Change in open public records access comes at too high a cost, Munoz says

Change in open public records access comes at too high a cost, Munoz says

Assemblywoman Nancy Munoz

TRENTON, N.J. – Assemblywoman Nancy Munoz stands with government transparency advocates in opposing the majority party’s latest power grab, the dismantling of New Jersey’s open public records act.

The fast-tracked legislation (S2930/A4045), introduced in March by Democrats but pulled from consideration for retooling after near-unanimous public outcry, was amended and released from its respective legislative Appropriations committees this week. The bill is up for a vote Monday.

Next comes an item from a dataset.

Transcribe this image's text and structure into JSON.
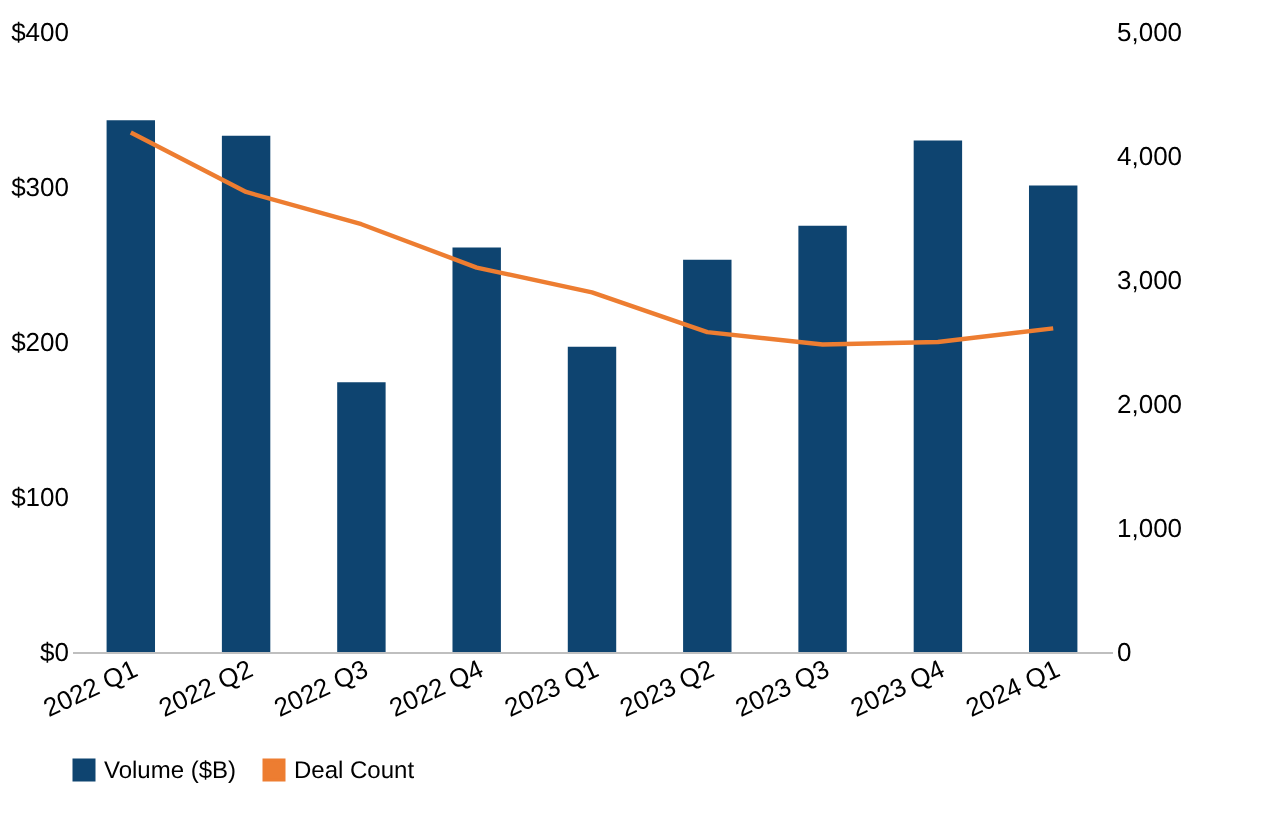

“We are a government of the people, by the people, for the people. This legislation upends that,” Munoz (R-Union) said. “A representative republic cannot survive under this shroud of secrecy Democrats are building.”

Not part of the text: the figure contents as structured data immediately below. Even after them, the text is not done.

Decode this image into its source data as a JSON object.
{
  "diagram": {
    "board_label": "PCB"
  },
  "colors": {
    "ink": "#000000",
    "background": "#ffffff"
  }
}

Advocates claim the current law burdens records custodians – especially municipal governments and law enforcement agencies – by taking employees away from day-to-day operations to instead fulfill, or deny, OPRA requests. Critics of the amended bill counter that the changes will make it more difficult for the public to access government records.

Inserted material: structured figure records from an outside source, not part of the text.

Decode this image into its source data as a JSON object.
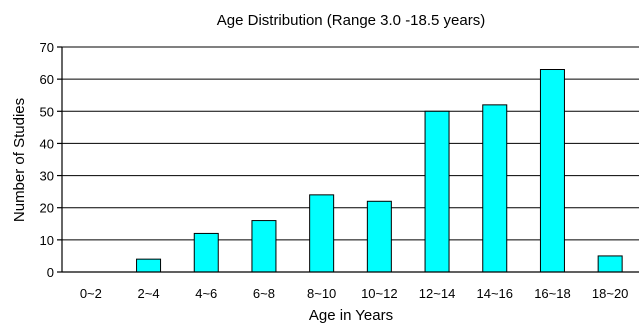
{
  "chart_data": {
    "type": "bar",
    "title": "Age Distribution (Range 3.0 -18.5 years)",
    "xlabel": "Age in Years",
    "ylabel": "Number of Studies",
    "categories": [
      "0~2",
      "2~4",
      "4~6",
      "6~8",
      "8~10",
      "10~12",
      "12~14",
      "14~16",
      "16~18",
      "18~20"
    ],
    "values": [
      0,
      4,
      12,
      16,
      24,
      22,
      50,
      52,
      63,
      5
    ],
    "ylim": [
      0,
      70
    ],
    "yticks": [
      "0",
      "10",
      "20",
      "30",
      "40",
      "50",
      "60",
      "70"
    ],
    "grid": true,
    "colors": {
      "bar": "#00ffff",
      "outline": "#000000"
    }
  }
}
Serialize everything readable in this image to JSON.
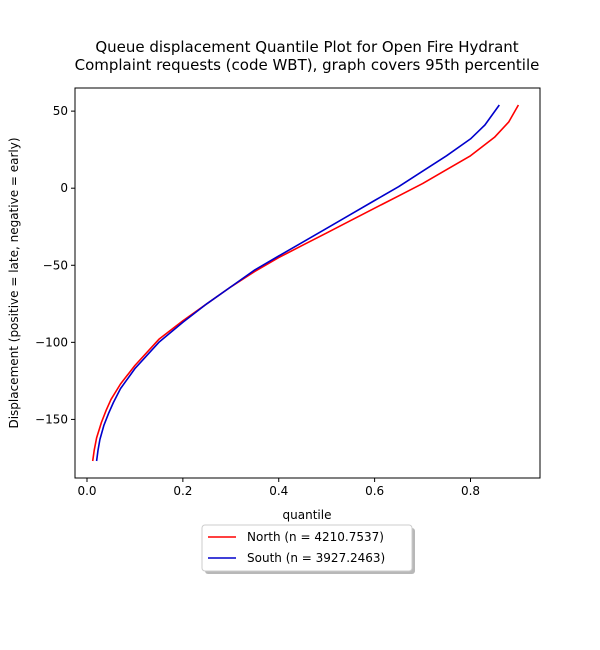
{
  "chart_data": {
    "type": "line",
    "title_lines": [
      "Queue displacement Quantile Plot for Open Fire Hydrant",
      "Complaint  requests (code WBT), graph covers 95th percentile"
    ],
    "xlabel": "quantile",
    "ylabel": "Displacement (positive = late, negative = early)",
    "xlim": [
      -0.025,
      0.945
    ],
    "ylim": [
      -188,
      65
    ],
    "xticks": [
      0.0,
      0.2,
      0.4,
      0.6,
      0.8
    ],
    "xtick_labels": [
      "0.0",
      "0.2",
      "0.4",
      "0.6",
      "0.8"
    ],
    "yticks": [
      50,
      0,
      -50,
      -100,
      -150
    ],
    "ytick_labels": [
      "50",
      "0",
      "−50",
      "−100",
      "−150"
    ],
    "grid": false,
    "legend_position": "below-center",
    "series": [
      {
        "name": "North (n = 4210.7537)",
        "color": "#ff0000",
        "points": [
          [
            0.012,
            -177
          ],
          [
            0.015,
            -170
          ],
          [
            0.02,
            -162
          ],
          [
            0.03,
            -152
          ],
          [
            0.04,
            -144
          ],
          [
            0.05,
            -137
          ],
          [
            0.07,
            -127
          ],
          [
            0.1,
            -115
          ],
          [
            0.15,
            -98
          ],
          [
            0.2,
            -86
          ],
          [
            0.25,
            -75
          ],
          [
            0.3,
            -64
          ],
          [
            0.35,
            -54
          ],
          [
            0.4,
            -45
          ],
          [
            0.45,
            -37
          ],
          [
            0.5,
            -29
          ],
          [
            0.55,
            -21
          ],
          [
            0.6,
            -13
          ],
          [
            0.65,
            -5
          ],
          [
            0.7,
            3
          ],
          [
            0.75,
            12
          ],
          [
            0.8,
            21
          ],
          [
            0.85,
            33
          ],
          [
            0.88,
            43
          ],
          [
            0.9,
            54
          ]
        ]
      },
      {
        "name": "South (n = 3927.2463)",
        "color": "#0000cc",
        "points": [
          [
            0.02,
            -177
          ],
          [
            0.023,
            -170
          ],
          [
            0.027,
            -163
          ],
          [
            0.035,
            -154
          ],
          [
            0.045,
            -146
          ],
          [
            0.055,
            -139
          ],
          [
            0.07,
            -130
          ],
          [
            0.1,
            -117
          ],
          [
            0.15,
            -100
          ],
          [
            0.2,
            -87
          ],
          [
            0.25,
            -75
          ],
          [
            0.3,
            -64
          ],
          [
            0.35,
            -53
          ],
          [
            0.4,
            -44
          ],
          [
            0.45,
            -35
          ],
          [
            0.5,
            -26
          ],
          [
            0.55,
            -17
          ],
          [
            0.6,
            -8
          ],
          [
            0.65,
            1
          ],
          [
            0.7,
            11
          ],
          [
            0.75,
            21
          ],
          [
            0.8,
            32
          ],
          [
            0.83,
            41
          ],
          [
            0.86,
            54
          ]
        ]
      }
    ]
  }
}
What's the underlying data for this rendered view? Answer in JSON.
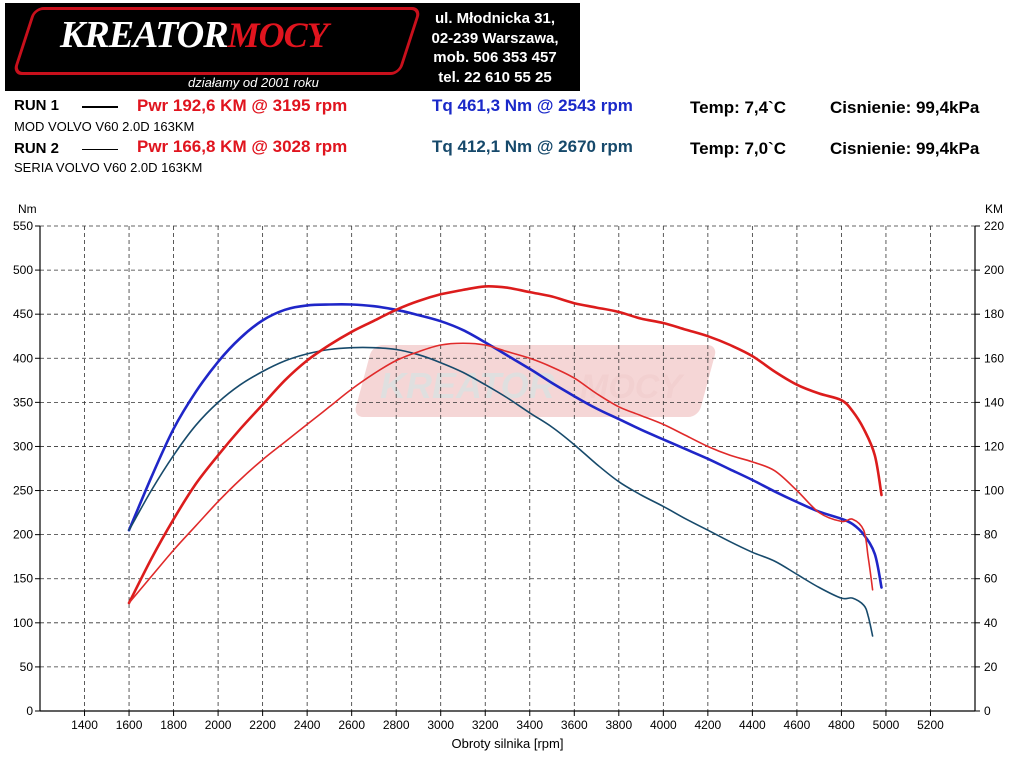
{
  "header": {
    "logo_text_main": "KREATOR",
    "logo_text_accent": "MOCY",
    "logo_tagline": "działamy od 2001 roku",
    "address_lines": [
      "ul. Młodnicka 31,",
      "02-239  Warszawa,",
      "mob.  506 353 457",
      "tel.  22 610 55 25"
    ]
  },
  "runs": [
    {
      "label": "RUN 1",
      "description": "MOD VOLVO V60 2.0D 163KM",
      "pwr_text": "Pwr  192,6 KM @ 3195 rpm",
      "tq_text": "Tq 461,3 Nm @ 2543 rpm",
      "temp_text": "Temp: 7,4`C",
      "pressure_text": "Cisnienie: 99,4kPa"
    },
    {
      "label": "RUN 2",
      "description": "SERIA VOLVO V60 2.0D 163KM",
      "pwr_text": "Pwr  166,8 KM @ 3028 rpm",
      "tq_text": "Tq 412,1 Nm @ 2670 rpm",
      "temp_text": "Temp: 7,0`C",
      "pressure_text": "Cisnienie: 99,4kPa"
    }
  ],
  "colors": {
    "run1_power": "#dc1c1c",
    "run2_power": "#e02a2a",
    "run1_torque": "#1f26c8",
    "run2_torque": "#174a6b",
    "grid": "#333333"
  },
  "chart_data": {
    "type": "line",
    "xlabel": "Obroty silnika [rpm]",
    "ylabel_left": "Nm",
    "ylabel_right": "KM",
    "xlim": [
      1200,
      5400
    ],
    "ylim_left": [
      0,
      550
    ],
    "ylim_right": [
      0,
      220
    ],
    "x_ticks": [
      1400,
      1600,
      1800,
      2000,
      2200,
      2400,
      2600,
      2800,
      3000,
      3200,
      3400,
      3600,
      3800,
      4000,
      4200,
      4400,
      4600,
      4800,
      5000,
      5200
    ],
    "y_ticks_left": [
      0,
      50,
      100,
      150,
      200,
      250,
      300,
      350,
      400,
      450,
      500,
      550
    ],
    "y_ticks_right": [
      0,
      20,
      40,
      60,
      80,
      100,
      120,
      140,
      160,
      180,
      200,
      220
    ],
    "grid": true,
    "series": [
      {
        "axis": "left",
        "width": 2.6,
        "color_key": "run1_torque",
        "x": [
          1600,
          1700,
          1800,
          1900,
          2000,
          2100,
          2200,
          2300,
          2400,
          2500,
          2600,
          2700,
          2800,
          2900,
          3000,
          3100,
          3200,
          3300,
          3400,
          3500,
          3600,
          3700,
          3800,
          3900,
          4000,
          4100,
          4200,
          4300,
          4400,
          4500,
          4600,
          4700,
          4800,
          4850,
          4900,
          4950,
          4980
        ],
        "values": [
          205,
          265,
          320,
          362,
          396,
          423,
          443,
          455,
          460,
          461,
          461,
          459,
          455,
          449,
          442,
          432,
          418,
          403,
          388,
          372,
          357,
          343,
          331,
          319,
          308,
          297,
          286,
          274,
          262,
          249,
          237,
          226,
          218,
          212,
          200,
          178,
          140
        ]
      },
      {
        "axis": "left",
        "width": 1.6,
        "color_key": "run2_torque",
        "x": [
          1600,
          1700,
          1800,
          1900,
          2000,
          2100,
          2200,
          2300,
          2400,
          2500,
          2600,
          2700,
          2800,
          2900,
          3000,
          3100,
          3200,
          3300,
          3400,
          3500,
          3600,
          3700,
          3800,
          3900,
          4000,
          4100,
          4200,
          4300,
          4400,
          4500,
          4600,
          4700,
          4800,
          4850,
          4900,
          4920,
          4940
        ],
        "values": [
          205,
          250,
          290,
          324,
          350,
          370,
          385,
          397,
          405,
          410,
          412,
          412,
          410,
          404,
          395,
          384,
          370,
          355,
          338,
          322,
          302,
          280,
          260,
          245,
          232,
          218,
          205,
          192,
          180,
          170,
          155,
          140,
          128,
          128,
          120,
          108,
          85
        ]
      },
      {
        "axis": "right",
        "width": 2.6,
        "color_key": "run1_power",
        "x": [
          1600,
          1700,
          1800,
          1900,
          2000,
          2100,
          2200,
          2300,
          2400,
          2500,
          2600,
          2700,
          2800,
          2900,
          3000,
          3100,
          3200,
          3300,
          3400,
          3500,
          3600,
          3700,
          3800,
          3900,
          4000,
          4100,
          4200,
          4300,
          4400,
          4500,
          4600,
          4700,
          4800,
          4850,
          4900,
          4950,
          4980
        ],
        "values": [
          49,
          69,
          87,
          103,
          116,
          128,
          139,
          150,
          159,
          166,
          172,
          177,
          182,
          186,
          189,
          191,
          192.6,
          192,
          190,
          188,
          185,
          183,
          181,
          178,
          176,
          173,
          170,
          166,
          161,
          154,
          148,
          144,
          141,
          136,
          128,
          116,
          98
        ]
      },
      {
        "axis": "right",
        "width": 1.6,
        "color_key": "run2_power",
        "x": [
          1600,
          1700,
          1800,
          1900,
          2000,
          2100,
          2200,
          2300,
          2400,
          2500,
          2600,
          2700,
          2800,
          2900,
          3000,
          3100,
          3200,
          3300,
          3400,
          3500,
          3600,
          3700,
          3800,
          3900,
          4000,
          4100,
          4200,
          4300,
          4400,
          4500,
          4600,
          4700,
          4800,
          4850,
          4900,
          4920,
          4940
        ],
        "values": [
          49,
          61,
          73,
          84,
          95,
          105,
          114,
          122,
          130,
          138,
          146,
          153,
          159,
          163,
          166,
          166.8,
          166,
          163,
          160,
          156,
          151,
          144,
          138,
          134,
          130,
          125,
          120,
          116,
          113,
          109,
          100,
          90,
          86,
          87,
          82,
          70,
          55
        ]
      }
    ]
  }
}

For instance, requests for emails will have to identify the specific staffer and the information and time frame those emails were sent, details most requesters do not have access to. Another provision will allow agencies to sue people whose requests substantially impair operations, and even grant judges the power to ban people from seeking public records. Custodians will be permitted to charge more for records and shift the burden of disputing and proving actual production costs to the public. Requesters who end up in court will no longer be awarded attorney’s fees. Those who make anonymous OPRA requests will be forced to waive their right to appeal denials.

However, the ban on data mining, one of the supposed motivating factors for revamping access to public records, was removed in the bill’s amended language.

Munoz, who will miss Monday’s vote due to a prior family commitment, says trust in public institutions is already at an all-time low. This legislation creates a further and widening divide between the government and the people it is supposed to represent and serve.

“I cannot in good conscience support this bill, and neither do 81% of New Jerseyans,” Munoz said. “There was an outcry when the governor and this Democrat-controlled legislature gutted ELEC. There is understandable outrage now over this bill, which solves no alleged problems while creating new ones. We are witnessing an attack on the democratic process piece by piece.”